A principios de 1900, a pesar de unos resultados muy esperanzadores, la ooforectomía fue ganando adeptos de forma lenta. La mortalidad relacionada con esta intervención, que no era despreciable, fue su principal impedimento. En 1905, Fouveau de Cournelles y Wintz en 1924 proponen la ablación radiante. Mediante una dosis de alrededor de 1.550 rads, se lograba producir la supresión de la función ovárica a los tres meses. Se inicia una pugna entre los dos métodos de ablación ovárica y para inicios de la década de 1960 muchos centros en Europa, entre ellos el Instituto Gustave Roussy, habían sustituido la ooforectomía por la ablación radiante.

Pero a pesar de la supresión de la función ovárica, muchas pacientes no presentaban una respuesta sostenida y recaían con frecuencia. En 1950 Huggins y Dao proponen la suprarrenalectomía en pacientes previamente castradas, con enfermedad activa y que en la citología vaginal presentaban signos compatibles con actividad estrogénica. Este método se utilizó también en pacientes con enfermedad activa y con más de cinco años de menopausia. La suprarrenalectomía se hizo posible gracias a que las pacientes posteriormente podían recibir tratamiento de sustitución con cortisona, la cual había sido aislada poco tiempo antes por Kendall, Hench y Reichstein trabajo por el cual les concedieron el Premio Nobel de Fisiología y Medicina en 1950. La suprarrenalectomía tuvo una corta vida como medida terapéutica para el cáncer de mama principalmente por la alta morbilidad y mortalidad operatoria.
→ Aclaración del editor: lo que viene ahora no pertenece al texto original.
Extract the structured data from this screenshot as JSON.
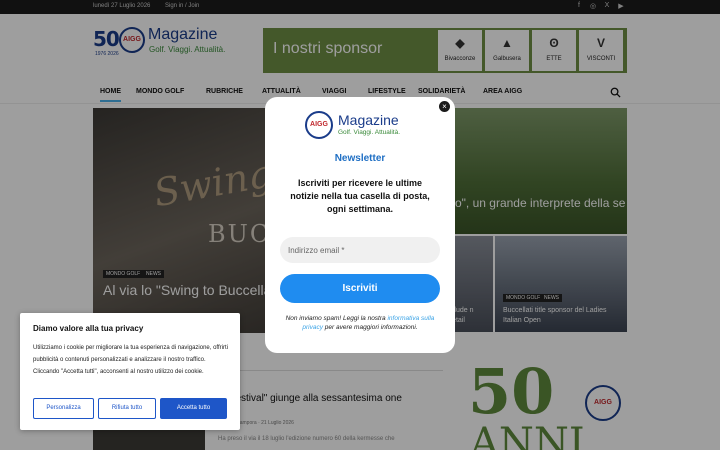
{
  "topbar": {
    "date": "lunedì 27 Luglio 2026",
    "sign_in": "Sign in / Join",
    "social": [
      "f",
      "◎",
      "X",
      "▶"
    ]
  },
  "logo": {
    "number": "50",
    "circle": "AIGG",
    "name": "Magazine",
    "tagline": "Golf. Viaggi. Attualità.",
    "years": "1976 2026"
  },
  "sponsor": {
    "title": "I nostri sponsor",
    "brands": [
      "Bivacconze",
      "Galbusera",
      "ЕТТЕ",
      "VISCONTI"
    ]
  },
  "nav": {
    "items": [
      "HOME",
      "MONDO GOLF",
      "RUBRICHE",
      "ATTUALITÀ",
      "VIAGGI",
      "LIFESTYLE",
      "SOLIDARIETÀ",
      "AREA AIGG"
    ]
  },
  "hero_main": {
    "script_text": "Swing T",
    "brand_text": "BUC",
    "tags": [
      "MONDO GOLF",
      "NEWS"
    ],
    "headline": "Al via lo \"Swing to Buccella Italian Open\""
  },
  "hero_right": {
    "headline": "o\", un grande interprete della se"
  },
  "thumbs": [
    {
      "text": "nclude n Retail"
    },
    {
      "tags": [
        "MONDO GOLF",
        "NEWS"
      ],
      "text": "Buccellati title sponsor del Ladies Italian Open"
    }
  ],
  "article": {
    "title": "\"gofestival\" giunge alla sessantesima one",
    "meta": "a Acampora · 21 Luglio 2026",
    "excerpt": "Ha preso il via il 18 luglio l'edizione numero 60 della kermesse che"
  },
  "sidebar_ad": {
    "number": "50",
    "seal": "AIGG",
    "word": "ANNI"
  },
  "newsletter": {
    "logo_circle": "AIGG",
    "logo_name": "Magazine",
    "logo_tagline": "Golf. Viaggi. Attualità.",
    "title": "Newsletter",
    "description": "Iscriviti per ricevere le ultime notizie nella tua casella di posta, ogni settimana.",
    "email_placeholder": "Indirizzo email *",
    "submit_label": "Iscriviti",
    "privacy_before": "Non inviamo spam! Leggi la nostra ",
    "privacy_link": "informativa sulla privacy",
    "privacy_after": " per avere maggiori informazioni.",
    "close_glyph": "×"
  },
  "cookie": {
    "title": "Diamo valore alla tua privacy",
    "text": "Utilizziamo i cookie per migliorare la tua esperienza di navigazione, offrirti pubblicità o contenuti personalizzati e analizzare il nostro traffico. Cliccando \"Accetta tutti\", acconsenti al nostro utilizzo dei cookie.",
    "customize_label": "Personalizza",
    "reject_label": "Rifiuta tutto",
    "accept_label": "Accetta tutto"
  },
  "colors": {
    "brand_blue": "#1a3c8a",
    "newsletter_title": "#1f6fc4",
    "submit_button": "#1f8cf0",
    "cookie_button": "#1e56c8",
    "nav_active": "#4db2ec",
    "sponsor_bg": "#6f8f45"
  }
}
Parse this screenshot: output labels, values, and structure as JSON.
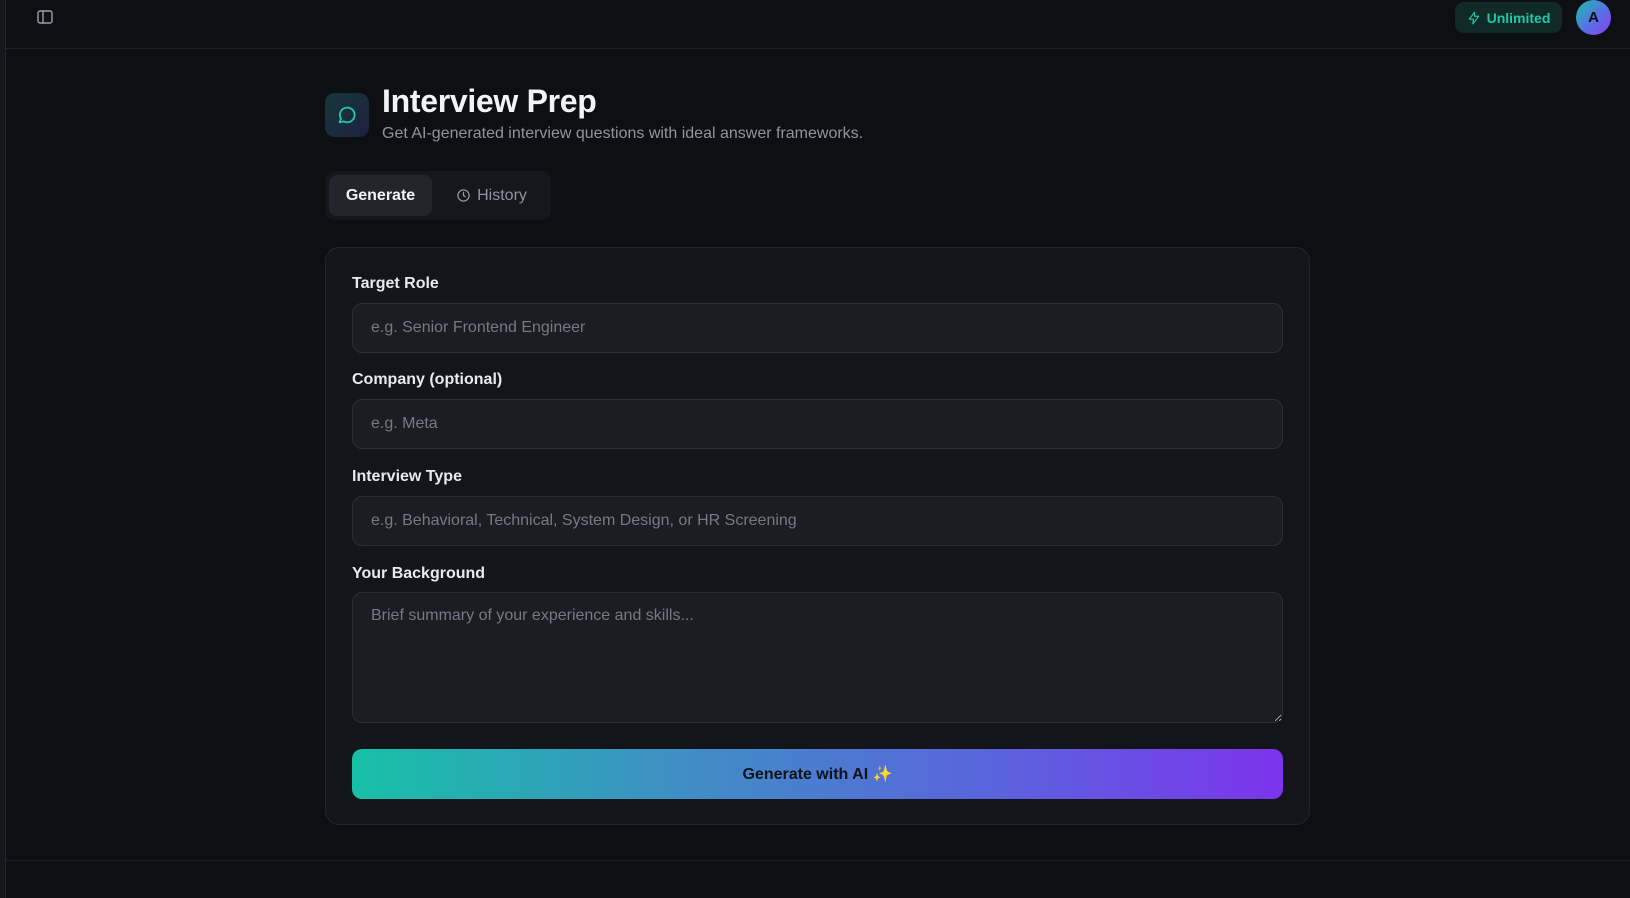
{
  "topbar": {
    "sidebar_toggle_icon": "sidebar-panel-icon",
    "badge": {
      "label": "Unlimited",
      "icon": "lightning-icon",
      "color": "#21c7a8"
    },
    "avatar_initial": "A"
  },
  "header": {
    "icon": "chat-bubble-icon",
    "title": "Interview Prep",
    "subtitle": "Get AI-generated interview questions with ideal answer frameworks."
  },
  "tabs": [
    {
      "label": "Generate",
      "active": true
    },
    {
      "label": "History",
      "icon": "clock-icon",
      "active": false
    }
  ],
  "form": {
    "target_role": {
      "label": "Target Role",
      "placeholder": "e.g. Senior Frontend Engineer",
      "value": ""
    },
    "company": {
      "label": "Company (optional)",
      "placeholder": "e.g. Meta",
      "value": ""
    },
    "interview_type": {
      "label": "Interview Type",
      "placeholder": "e.g. Behavioral, Technical, System Design, or HR Screening",
      "value": ""
    },
    "background": {
      "label": "Your Background",
      "placeholder": "Brief summary of your experience and skills...",
      "value": ""
    },
    "submit_label": "Generate with AI ✨"
  },
  "colors": {
    "background": "#0d0f13",
    "card": "#13151a",
    "accent_teal": "#16c1a6",
    "accent_purple": "#7c34ec"
  }
}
Para inicios de los años 1960, la aminoglutetimida, un anticonvulsivante al cual se le descubrieron propiedades como potente inhibidor no selectivo de la esteroidogénesis suprarrenal, conjuntamente con la sustitución a base de cortisona desplazó a la suprarrenalectomía  definitivamente. En 1956 Huggins compartió con Peyton Rous el Premio Nobel de Fisiología y Medicina.

En 1953 Olivercrona, discípulo de Harvey Cushing uno de los alumnos más brillantes de Williams Halsted, y Luft introducen la hipofisectomía transfrontal y transesfenoidal como medida de ablación endocrina en el cáncer de mama. Con esta novedosa intervención, como bien describe Junqueda Avello3: “…se determinaba la supresión de la producción estrogénica a nivel gonadal y suprarrenal al eliminar las hormonas tróficas o estimulantes respectivas (gonadotróficas –FSH y LH- y adrenocorticotróficas -ACTH-) así como la hormona de crecimiento, TSH y prolactina”. Como se puede notar, la hipofisectomía fue, en el campo de la cirugía endocrina,  la mejor expresión del pensamiento ultrarradical predominante en el tratamiento del cáncer de mama de la década de 1950. En Venezuela, en el Instituto de Oncología Luis Razetti, Samuel Darío Urdaneta fue uno de los pioneros de esta técnica.

A finales de la década de 1960, ocurren cambios profundos, entre ellos la introducción de los anticonceptivos orales (ACO). En la búsqueda de la mejor formulación para estos fármacos, el clomifeno y tamoxifeno acaparan la atención como estrógenos candidatos.  El clomifeno, el cual no funcionó como estrógeno, se comenzó a utilizar como un efectivo inductor de ovulación desde 1982.  Por su parte el tamoxifeno, un componente sintético y no esteroideo que actúa como modulador selectivo del receptor estrogénico,  considerado un fracaso como componente estrogénico dentro de una formulación de los ACO, fue probado en pacientes con cáncer de mama avanzado por su creador Arthur Walpole en el Christie Hospital en Manchester en el Reino Unido,  a mediados de la década de 1960. En 1973, los estudios de Craig Jordan en  Massachussetts demostraron su eficacia en tumores RE+. Como se describe en el artículo Tamoxifeno: 50 años después…larga vida al rey4, esta droga pasó de ser una droga decepcionante en la opinión de muchos a convertirse en uno de los fármacos más importante en el tratamiento del cáncer de mama.

Se inician las pruebas en el tratamiento de cáncer de mama avanzado, luego en terapia adyuvante, coincidiendo con las pruebas de Gockermann al comparar el tamoxifeno con el controversial dietiletilbestrol. El tamoxifeno vino a constituir una nueva opción en pacientes con enfermedad  metastásica o como adyuvante en tumores precoces y, a partir de 1998, como medida de prevención del cáncer de mama. Su introducción significó un cambio abismal en la percepción del tratamiento. Gracias a una bien estructurada y comprensible base biológica, la terapia endocrina adyuvante es hoy uno de los campos de mayor investigación y el tamoxifeno sigue siendo, desde hace casi tres décadas, el tratamiento endocrino adyuvante de elección en las pacientes premenopaúsicas con tumores RE+.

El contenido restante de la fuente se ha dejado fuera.